Prove that $\sum\limits_{i=0}^{k} p^{2i}$ ($p$ is prime) is never a perfect square

Prove that $$ \sum_{i=0}^{k} p^{2i} $$ where $k > 0$ and $p$ is an arbitrary prime, is never a perfect square. I think you can prove it by letting $q = \sum\limits_{i=0}^k a_ip^i$, then expanding $q^2$ and equaling coefficients of $p^l$ in $q^2$ and the original sum, thus showing no such $a_i$ in $q$ exist. But I'm kinda looking for a more elegant solution.

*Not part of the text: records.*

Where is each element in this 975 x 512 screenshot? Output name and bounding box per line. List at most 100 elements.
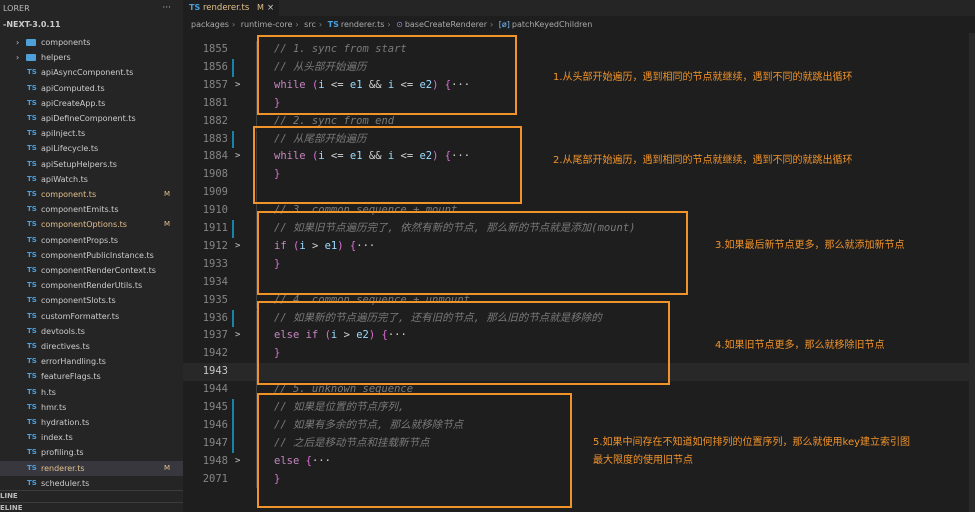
breadcrumb-symbol[interactable]: patchKeyedChildren	[512, 20, 592, 29]
file-item[interactable]: TS profiling.ts	[0, 445, 183, 460]
file-item[interactable]: TS componentPublicInstance.ts	[0, 248, 183, 263]
typescript-file-icon: TS	[27, 205, 37, 214]
file-item[interactable]: TS directives.ts	[0, 339, 183, 354]
git-change-marker[interactable]	[232, 309, 234, 328]
tab-bar: TS renderer.ts M ×	[183, 0, 975, 16]
folder-item[interactable]: › helpers	[0, 50, 183, 65]
editor-scrollbar[interactable]	[969, 33, 975, 512]
annotation-note-5: 5.如果中间存在不知道如何排列的位置序列，那么就使用key建立索引图	[593, 437, 911, 448]
breadcrumb-function[interactable]: baseCreateRenderer	[405, 20, 487, 29]
file-item[interactable]: TS errorHandling.ts	[0, 354, 183, 369]
typescript-file-icon: TS	[27, 114, 37, 122]
file-item[interactable]: TS componentRenderUtils.ts	[0, 278, 183, 293]
file-item[interactable]: TS apiSetupHelpers.ts	[0, 157, 183, 172]
modified-badge: M	[164, 190, 171, 198]
typescript-file-icon: TS	[27, 463, 37, 472]
function-icon: ⊙	[396, 20, 403, 29]
file-label: devtools.ts	[41, 326, 85, 336]
file-label: apiLifecycle.ts	[41, 144, 99, 154]
file-item[interactable]: TS index.ts	[0, 430, 183, 445]
file-label: componentRenderUtils.ts	[41, 281, 143, 291]
file-item[interactable]: TS apiLifecycle.ts	[0, 141, 183, 156]
git-change-marker[interactable]	[232, 399, 234, 417]
file-item[interactable]: TS component.ts M	[0, 187, 183, 202]
file-label: hydration.ts	[41, 418, 90, 427]
fold-chevron-icon[interactable]: >	[235, 77, 240, 95]
folder-item[interactable]: › components	[0, 35, 183, 50]
line-number: 1948	[202, 454, 228, 467]
file-label: apiAsyncComponent.ts	[41, 68, 134, 78]
annotation-note-2: 2.从尾部开始遍历，遇到相同的节点就继续，遇到不同的就跳出循环	[553, 155, 853, 166]
git-change-marker[interactable]	[232, 58, 234, 77]
file-label: profiling.ts	[41, 448, 84, 458]
file-item[interactable]: TS scheduler.ts	[0, 476, 183, 491]
line-number: 1911	[202, 222, 228, 234]
fold-chevron-icon[interactable]: >	[235, 148, 240, 166]
file-label: componentRenderContext.ts	[41, 266, 156, 275]
line-number: 1944	[202, 383, 228, 396]
file-item[interactable]: TS featureFlags.ts	[0, 369, 183, 384]
fold-chevron-icon[interactable]: >	[235, 453, 240, 471]
modified-badge: M	[164, 463, 171, 472]
file-item[interactable]: TS componentRenderContext.ts	[0, 263, 183, 278]
variable-icon: [ø]	[498, 20, 510, 29]
file-item[interactable]: TS apiWatch.ts	[0, 172, 183, 187]
git-change-marker[interactable]	[232, 416, 234, 435]
breadcrumb-runtime-core[interactable]: runtime-core	[241, 20, 293, 29]
more-actions-icon[interactable]: ···	[162, 0, 171, 17]
chevron-right-icon[interactable]: ›	[16, 35, 19, 50]
fold-chevron-icon[interactable]: >	[235, 327, 240, 345]
explorer-title: LORER	[3, 4, 30, 13]
tab-renderer[interactable]: TS renderer.ts M ×	[183, 0, 279, 16]
file-item[interactable]: TS apiInject.ts	[0, 126, 183, 141]
explorer-header: LORER ···	[0, 0, 183, 17]
file-label: componentEmits.ts	[41, 205, 119, 215]
line-number: 1943	[202, 365, 228, 378]
git-change-marker[interactable]	[232, 220, 234, 238]
file-item[interactable]: TS componentSlots.ts	[0, 293, 183, 308]
file-item[interactable]: TS apiComputed.ts	[0, 81, 183, 96]
annotation-box-4	[257, 301, 670, 385]
file-item[interactable]: TS devtools.ts	[0, 324, 183, 339]
file-item[interactable]: TS hydration.ts	[0, 415, 183, 430]
breadcrumb-packages[interactable]: packages	[191, 20, 229, 29]
typescript-file-icon: TS	[27, 326, 37, 335]
git-change-marker[interactable]	[232, 130, 234, 149]
typescript-file-icon: TS	[27, 372, 37, 381]
annotation-note-4: 4.如果旧节点更多，那么就移除旧节点	[715, 340, 885, 351]
annotation-box-2	[253, 126, 522, 204]
typescript-file-icon: TS	[27, 250, 37, 259]
line-number: 1855	[202, 43, 228, 55]
file-item[interactable]: TS componentProps.ts	[0, 233, 183, 248]
file-item[interactable]: TS apiCreateApp.ts	[0, 96, 183, 111]
typescript-file-icon: TS	[27, 402, 37, 411]
chevron-right-icon[interactable]: ›	[16, 50, 19, 65]
file-item[interactable]: TS apiDefineComponent.ts	[0, 111, 183, 126]
git-change-marker[interactable]	[232, 434, 234, 453]
file-label: component.ts	[41, 190, 97, 199]
outline-panel-header[interactable]: LINE	[0, 490, 183, 502]
file-label: helpers	[41, 53, 71, 63]
breadcrumb-src[interactable]: src	[304, 20, 316, 29]
file-label: apiCreateApp.ts	[41, 98, 106, 108]
chevron-right-icon: ›	[387, 20, 391, 29]
modified-badge: M	[164, 220, 171, 229]
file-label: directives.ts	[41, 342, 90, 351]
file-item[interactable]: TS h.ts	[0, 385, 183, 400]
file-item[interactable]: TS customFormatter.ts	[0, 309, 183, 324]
file-item[interactable]: TS renderer.ts M	[0, 460, 183, 476]
file-item[interactable]: TS apiAsyncComponent.ts	[0, 65, 183, 80]
timeline-panel-header[interactable]: ELINE	[0, 502, 183, 512]
line-number: 1933	[202, 257, 228, 270]
line-number: 1946	[202, 418, 228, 431]
fold-chevron-icon[interactable]: >	[235, 238, 240, 256]
line-number: 1884	[202, 150, 228, 163]
typescript-file-icon: TS	[27, 311, 37, 320]
close-icon[interactable]: ×	[267, 0, 274, 16]
file-label: hmr.ts	[41, 402, 67, 412]
project-folder[interactable]: -NEXT-3.0.11	[0, 17, 183, 33]
file-item[interactable]: TS componentOptions.ts M	[0, 217, 183, 232]
file-item[interactable]: TS componentEmits.ts	[0, 202, 183, 217]
breadcrumb-file[interactable]: renderer.ts	[341, 20, 385, 29]
file-item[interactable]: TS hmr.ts	[0, 400, 183, 415]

Thanks.

Solution 1:

My partial process:

Assume $x^2=\sum_{i=0}^{k} p^{2i}$. Working modulo $p$ gives $x^2\equiv 1\pmod p$ or: $$x\equiv\pm1 \pmod p.$$ Using the formula for power series gives: $x^2=\frac{p^{2(k+1)}-1}{p^2-1}$, or: $$x^2p^2-x^2=p^{2(k+1)}-1\\ (xp)^2+1^2=(p^{k+1})^2+x^2$$ This is in the form $x^2+y^2=z^2+w^2$, which as discussed here, is of the form: $$(xp,1,p^{k+1},x) = (a c + b d , b c - a d , a c - b d , a d + b c),$$ Which lead to some complex identities between $a$, $b$, $c$ and $d$. For example, $bc-ad=1$ implies $(a,b)=(a,c)=(b,d)=(c,d)=1$.